Using separate clustered hardware environments enables you to stage one environment geared for heavy I/O -- your production environment -- and create another environment to support a workload with a more demanding CPU need -- your test and dev environment. This ensures that each workload has the resources and availability it needs based on its criticality.
Hyper-converged infrastructure provides the ideal platform for creating these silos for your various test and production environments. You can set up multiple hyper-converged infrastructure appliances and have one dedicated to VDI and another to your core production environment. These mini-clusters create an ideal separation for workloads, but the approach has some downsides.
Disadvantages of clustered test and production environments
Hyper-converged infrastructure enables you to tune infrastructure and software according to the workload's needs, but it comes at a cost -- and not just the price tag.
Mini-clusters of hosts dedicated to a single purpose have limited failover capacity. You should design all the clusters with an N-1 redundancy so they can handle the failure of a single host. The cluster could be 4 nodes in a hyper-converged infrastructure frame or 15 nodes in a traditional rack deployment; both can support the loss of a single host, but they have different restart times.
If you have 50 VMs per host in both the 4-node appliance and the 15-node rack, the 4-node system must restart 50 VMs across 3 hosts, or just fewer than 17 VMs per host. In the 15-host situation, you're restarting 50 VMs across 14 hosts, or just fewer than 4 VMs per host. That is a pretty big difference in recovery time.
When it comes to recovery, larger clusters make a difference, but the criticality of the workload also plays a role. Clusters should be designed with an N-1 aspect, but what happens when you lose more than one host?
In a pure production environment, losing two hosts can cause a scramble for resources as the VMs come back online. If everything on that cluster is mission-critical, there are no workloads you can bump to speed the recovery of the most important VMs.
If your test and production environments share the same hosts, you can shut down the test and dev workloads to give additional resources to your production systems. This can keep core systems online and give you additional time to recover the failed hosts.
Besides the recovery reasons to mix workloads, the performance aspects can also help you optimize your hardware platforms. Mixing high-CPU workloads with intense memory workloads can prevent workloads from taxing one element of the infrastructure. This enables you to take a more balanced approach when buying your hardware platforms instead of having to scale up one element of the hardware platform for a specific workload need, which can be difficult to do with hyper-converged hardware platforms.
Mix environments to get the best of both worlds
At first glance, the needs of a VDI still point toward separation being the better option despite the recovery and performance advantages of mixed test and production environments. Separating workloads ensures that a resource-hungry VDI environment doesn't cause issues with core production. But hypervisors enable you to restrict and reserve resources or resource pools to support VDIs. VDI and production workloads are subject to rules that you can create and control.

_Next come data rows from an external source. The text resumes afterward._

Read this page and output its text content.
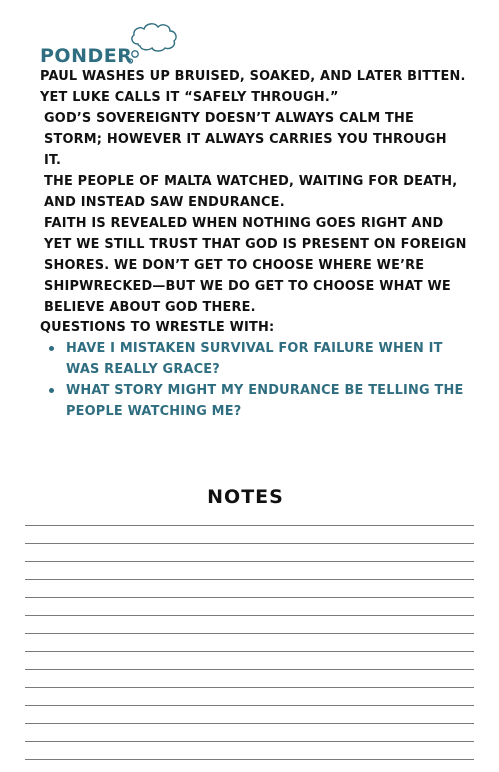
PONDER

PAUL WASHES UP BRUISED, SOAKED, AND LATER BITTEN. YET LUKE CALLS IT “SAFELY THROUGH.”

GOD’S SOVEREIGNTY DOESN’T ALWAYS CALM THE STORM; HOWEVER IT ALWAYS CARRIES YOU THROUGH IT.

THE PEOPLE OF MALTA WATCHED, WAITING FOR DEATH, AND INSTEAD SAW ENDURANCE.

FAITH IS REVEALED WHEN NOTHING GOES RIGHT AND YET WE STILL TRUST THAT GOD IS PRESENT ON FOREIGN SHORES. WE DON’T GET TO CHOOSE WHERE WE’RE SHIPWRECKED—BUT WE DO GET TO CHOOSE WHAT WE BELIEVE ABOUT GOD THERE.

QUESTIONS TO WRESTLE WITH:
HAVE I MISTAKEN SURVIVAL FOR FAILURE WHEN IT WAS REALLY GRACE?
WHAT STORY MIGHT MY ENDURANCE BE TELLING THE PEOPLE WATCHING ME?
NOTES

A hyper-converged infrastructure platform might change how you adjust the rules in relation to its various features, but it shouldn't stop you from mixing environments. It takes additional effort to create the rules and guidelines, but once you do, the workload balance becomes hardware-independent.
As you replace infrastructure, you don't have to go through the same effort trying to balance the hardware platforms when you repurchase infrastructure. This gives you all the benefits of mixing production with test and dev environments along with the stability and portability of the rules and restrictions that your virtual controls give you.
This logic applies to both a single hyper-converged infrastructure appliance and multiple hyper-converged clusters as long as the restrictions on the rules are properly set. It might be ideal to limit I/O on a storage pool that has VDI on it to prevent issues during a boot storm or to limit memory usage during the same boot storm. Test and dev environments might have rules that prevent excessive use of memory or CPU during peak production hours or during a failover.
By mixing the workloads on a hyper-converged infrastructure platform, you can squeeze the lower tier resources in favor of more production resources. You might, for example, reduce CPU time on a VDI environment in favor of production during a failover event. You can use these types of rules to preserve your core production at the expense of less important functions.